Ces sculptures s’érigent entre 2,60 et 2,80 mètres de haut et sont formées par l’assemblage de cinq à six tronçons de matériaux différents, comme les fragments d’une même partition : plâtre, résine, aluminium, jesmonite, béton. Les visiteurs sont libres de circuler dans l’espace qu’elles dessinent, de tisser des échos improvisés d’une figure à l’autre, de lire entre les signes au prisme de références multiples et hybridées. À ce sujet, Erik Verhagen, maître de conférences en histoire de l’art invité à la Galerie Lelong pour une conversation avec Marion Verboom à l’occasion du dernier Paris Gallery Weekend, analyse cette hybridation comme un « métissage » des matériaux et des références au cœur de la pratique de l’artiste, qu’il associe à une « culture du sampling et de l’échantillonnage » (Peptapon, monographie de Marion Verboom, éd. Dilecta) propre au post-modernisme. Un regard, des mots qui recontextualisent la pratique de Marion Verboom et lui donnent un site dans l’histoire de l’art à partir duquel on peut mieux observer les connexions établies avec les pratiques qui l’ont précédées au sein de la Galerie Lelong.
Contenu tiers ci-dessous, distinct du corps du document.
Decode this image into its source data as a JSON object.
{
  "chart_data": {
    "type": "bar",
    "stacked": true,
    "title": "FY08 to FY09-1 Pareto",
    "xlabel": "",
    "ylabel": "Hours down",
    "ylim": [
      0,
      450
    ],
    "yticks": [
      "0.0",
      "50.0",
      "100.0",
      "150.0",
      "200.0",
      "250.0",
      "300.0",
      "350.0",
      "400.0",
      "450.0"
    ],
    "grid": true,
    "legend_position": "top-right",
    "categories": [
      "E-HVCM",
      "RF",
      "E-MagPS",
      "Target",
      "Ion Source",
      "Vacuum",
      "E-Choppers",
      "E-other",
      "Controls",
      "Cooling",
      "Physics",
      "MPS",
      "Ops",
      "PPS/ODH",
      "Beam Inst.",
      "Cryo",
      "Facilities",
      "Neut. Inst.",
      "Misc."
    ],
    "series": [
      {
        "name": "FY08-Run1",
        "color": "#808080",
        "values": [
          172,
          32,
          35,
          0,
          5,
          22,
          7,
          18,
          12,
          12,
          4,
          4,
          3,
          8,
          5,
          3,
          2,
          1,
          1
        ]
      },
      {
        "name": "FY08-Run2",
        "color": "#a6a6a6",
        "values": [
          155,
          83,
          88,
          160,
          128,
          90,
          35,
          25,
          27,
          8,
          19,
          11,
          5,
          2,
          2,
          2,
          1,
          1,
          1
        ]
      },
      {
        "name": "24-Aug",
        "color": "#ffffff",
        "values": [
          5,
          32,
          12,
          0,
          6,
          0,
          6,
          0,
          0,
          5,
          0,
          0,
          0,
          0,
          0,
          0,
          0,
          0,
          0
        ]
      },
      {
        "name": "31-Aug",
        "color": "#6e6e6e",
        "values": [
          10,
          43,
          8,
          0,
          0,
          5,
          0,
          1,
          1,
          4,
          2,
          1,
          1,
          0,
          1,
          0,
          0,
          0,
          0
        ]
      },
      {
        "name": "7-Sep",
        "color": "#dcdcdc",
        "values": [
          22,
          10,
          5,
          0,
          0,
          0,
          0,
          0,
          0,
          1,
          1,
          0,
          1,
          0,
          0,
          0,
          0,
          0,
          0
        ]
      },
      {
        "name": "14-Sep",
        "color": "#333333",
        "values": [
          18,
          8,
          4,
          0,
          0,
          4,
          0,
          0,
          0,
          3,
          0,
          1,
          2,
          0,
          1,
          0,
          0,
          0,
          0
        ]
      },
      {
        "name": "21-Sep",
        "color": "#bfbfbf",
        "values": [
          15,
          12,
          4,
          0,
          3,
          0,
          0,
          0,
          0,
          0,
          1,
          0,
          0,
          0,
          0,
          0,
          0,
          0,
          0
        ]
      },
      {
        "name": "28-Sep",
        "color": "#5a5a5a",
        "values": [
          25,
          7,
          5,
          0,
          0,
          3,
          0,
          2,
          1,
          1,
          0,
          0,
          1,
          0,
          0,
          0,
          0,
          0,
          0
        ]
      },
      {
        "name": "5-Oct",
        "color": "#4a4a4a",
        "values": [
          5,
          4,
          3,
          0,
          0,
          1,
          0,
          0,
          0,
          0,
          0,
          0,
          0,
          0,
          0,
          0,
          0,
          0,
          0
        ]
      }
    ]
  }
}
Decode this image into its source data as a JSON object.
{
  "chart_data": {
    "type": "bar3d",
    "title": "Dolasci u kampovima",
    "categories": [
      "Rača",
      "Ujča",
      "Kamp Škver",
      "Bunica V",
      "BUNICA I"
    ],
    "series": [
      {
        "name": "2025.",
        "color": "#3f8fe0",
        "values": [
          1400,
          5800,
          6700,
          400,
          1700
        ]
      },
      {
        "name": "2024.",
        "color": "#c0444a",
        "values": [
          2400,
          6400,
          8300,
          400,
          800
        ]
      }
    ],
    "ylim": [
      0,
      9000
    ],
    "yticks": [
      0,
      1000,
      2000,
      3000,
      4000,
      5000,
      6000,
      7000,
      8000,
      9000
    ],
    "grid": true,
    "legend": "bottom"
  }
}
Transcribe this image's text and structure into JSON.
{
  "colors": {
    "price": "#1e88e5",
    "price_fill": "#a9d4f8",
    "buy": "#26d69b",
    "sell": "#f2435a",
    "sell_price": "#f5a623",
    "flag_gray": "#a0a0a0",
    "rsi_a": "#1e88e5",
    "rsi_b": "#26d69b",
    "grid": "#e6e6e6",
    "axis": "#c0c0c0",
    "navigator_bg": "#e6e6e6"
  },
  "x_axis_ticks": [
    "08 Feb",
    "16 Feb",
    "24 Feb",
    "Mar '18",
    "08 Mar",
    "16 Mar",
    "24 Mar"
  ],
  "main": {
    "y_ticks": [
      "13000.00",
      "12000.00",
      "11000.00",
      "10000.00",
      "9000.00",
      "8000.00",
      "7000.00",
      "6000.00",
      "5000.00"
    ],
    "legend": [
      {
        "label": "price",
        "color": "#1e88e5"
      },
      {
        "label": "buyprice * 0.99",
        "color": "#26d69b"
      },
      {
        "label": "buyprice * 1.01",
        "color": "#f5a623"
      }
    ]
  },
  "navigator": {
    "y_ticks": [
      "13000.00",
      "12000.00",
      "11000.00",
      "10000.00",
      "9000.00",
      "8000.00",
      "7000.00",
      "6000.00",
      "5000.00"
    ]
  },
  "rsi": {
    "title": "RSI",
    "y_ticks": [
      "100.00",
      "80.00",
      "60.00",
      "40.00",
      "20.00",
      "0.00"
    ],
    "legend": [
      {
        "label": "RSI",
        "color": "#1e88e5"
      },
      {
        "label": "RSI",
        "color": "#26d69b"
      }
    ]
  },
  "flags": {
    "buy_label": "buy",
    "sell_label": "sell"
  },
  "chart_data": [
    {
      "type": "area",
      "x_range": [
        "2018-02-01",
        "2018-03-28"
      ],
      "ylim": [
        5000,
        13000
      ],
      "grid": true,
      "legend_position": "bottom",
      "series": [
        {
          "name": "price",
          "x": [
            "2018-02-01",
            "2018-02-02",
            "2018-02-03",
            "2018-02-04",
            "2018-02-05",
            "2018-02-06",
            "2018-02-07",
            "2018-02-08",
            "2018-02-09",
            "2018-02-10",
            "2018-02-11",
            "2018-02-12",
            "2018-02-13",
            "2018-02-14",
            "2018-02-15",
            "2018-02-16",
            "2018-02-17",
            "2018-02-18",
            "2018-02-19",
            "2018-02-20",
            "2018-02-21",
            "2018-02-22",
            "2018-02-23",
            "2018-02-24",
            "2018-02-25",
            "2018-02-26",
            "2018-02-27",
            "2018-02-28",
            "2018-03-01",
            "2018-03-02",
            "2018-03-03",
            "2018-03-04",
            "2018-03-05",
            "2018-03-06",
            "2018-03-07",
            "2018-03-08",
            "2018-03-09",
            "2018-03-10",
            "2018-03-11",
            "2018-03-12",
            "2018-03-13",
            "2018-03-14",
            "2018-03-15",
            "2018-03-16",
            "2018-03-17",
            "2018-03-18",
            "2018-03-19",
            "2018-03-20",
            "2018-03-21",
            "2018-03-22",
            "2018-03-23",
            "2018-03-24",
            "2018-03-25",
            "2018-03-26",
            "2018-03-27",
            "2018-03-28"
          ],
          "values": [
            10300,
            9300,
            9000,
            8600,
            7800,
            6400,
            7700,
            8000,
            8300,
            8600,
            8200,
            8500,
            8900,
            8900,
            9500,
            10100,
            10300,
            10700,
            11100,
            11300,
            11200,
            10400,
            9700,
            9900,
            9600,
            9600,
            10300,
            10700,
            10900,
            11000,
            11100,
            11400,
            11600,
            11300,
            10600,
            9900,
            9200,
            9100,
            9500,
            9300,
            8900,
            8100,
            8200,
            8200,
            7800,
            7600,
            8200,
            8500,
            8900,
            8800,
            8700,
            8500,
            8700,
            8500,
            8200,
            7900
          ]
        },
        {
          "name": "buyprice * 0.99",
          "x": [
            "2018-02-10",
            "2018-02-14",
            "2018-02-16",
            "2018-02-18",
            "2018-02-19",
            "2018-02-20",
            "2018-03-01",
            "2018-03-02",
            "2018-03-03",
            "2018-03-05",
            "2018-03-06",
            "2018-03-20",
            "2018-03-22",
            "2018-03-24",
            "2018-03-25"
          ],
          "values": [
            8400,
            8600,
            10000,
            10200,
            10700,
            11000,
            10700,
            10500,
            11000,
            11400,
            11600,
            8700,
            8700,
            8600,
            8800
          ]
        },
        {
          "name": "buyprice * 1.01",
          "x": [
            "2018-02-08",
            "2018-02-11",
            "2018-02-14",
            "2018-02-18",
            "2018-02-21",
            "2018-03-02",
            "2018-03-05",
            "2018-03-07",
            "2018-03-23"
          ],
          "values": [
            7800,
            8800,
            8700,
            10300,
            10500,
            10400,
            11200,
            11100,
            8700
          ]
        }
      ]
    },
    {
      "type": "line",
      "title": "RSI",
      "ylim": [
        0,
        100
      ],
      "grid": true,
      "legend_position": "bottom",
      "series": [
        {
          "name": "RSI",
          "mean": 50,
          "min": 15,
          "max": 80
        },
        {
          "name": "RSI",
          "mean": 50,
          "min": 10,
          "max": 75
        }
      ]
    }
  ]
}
Dans le second d’espace d’exposition, situé au fond de la galerie, sont présentées de nouvelles sculptures aux formats plus petits, à la fois plus intimes et domestiques. On y découvre de près des personnages aux poses assises ou allongées, au contact de formes à nouveau hybrides, organismes ou mobiliers qui semblent pouvoir éternellement évoluer. Des personnages qui font corps avec leurs supports, rompant avec l’effet de juxtaposition que l’on pouvait prêter aux totems précédemment rencontrés, qui étaient unis davantage par une harmonie générale des formes nourrie d’échos inattendus et discrets, que par une réelle symbiose des matériaux superposés. Le Gisant, par exemple – que l’on ne soupçonnait pas avant de lire son nom car nous lui prêtions une pose de repos et de rêverie – est un petit personnage de céramique installé sur ce qui ressemble à une méridienne. Son visage est levé vers le ciel, ses bras aussi, joints en un cordon de cristal coloré que l’on retrouve sous son assise comme s’il en était né. Ses jambes aussi sont de cristal, très légèrement écartées de son tronc, juste assez pour introduire chez son spectateur l’ombre d’un soupçon. L’ensemble de ces figures semblent en effet aspirer au repos, mais quelque chose dans leurs attitudes signale toujours une étrange intranquillité.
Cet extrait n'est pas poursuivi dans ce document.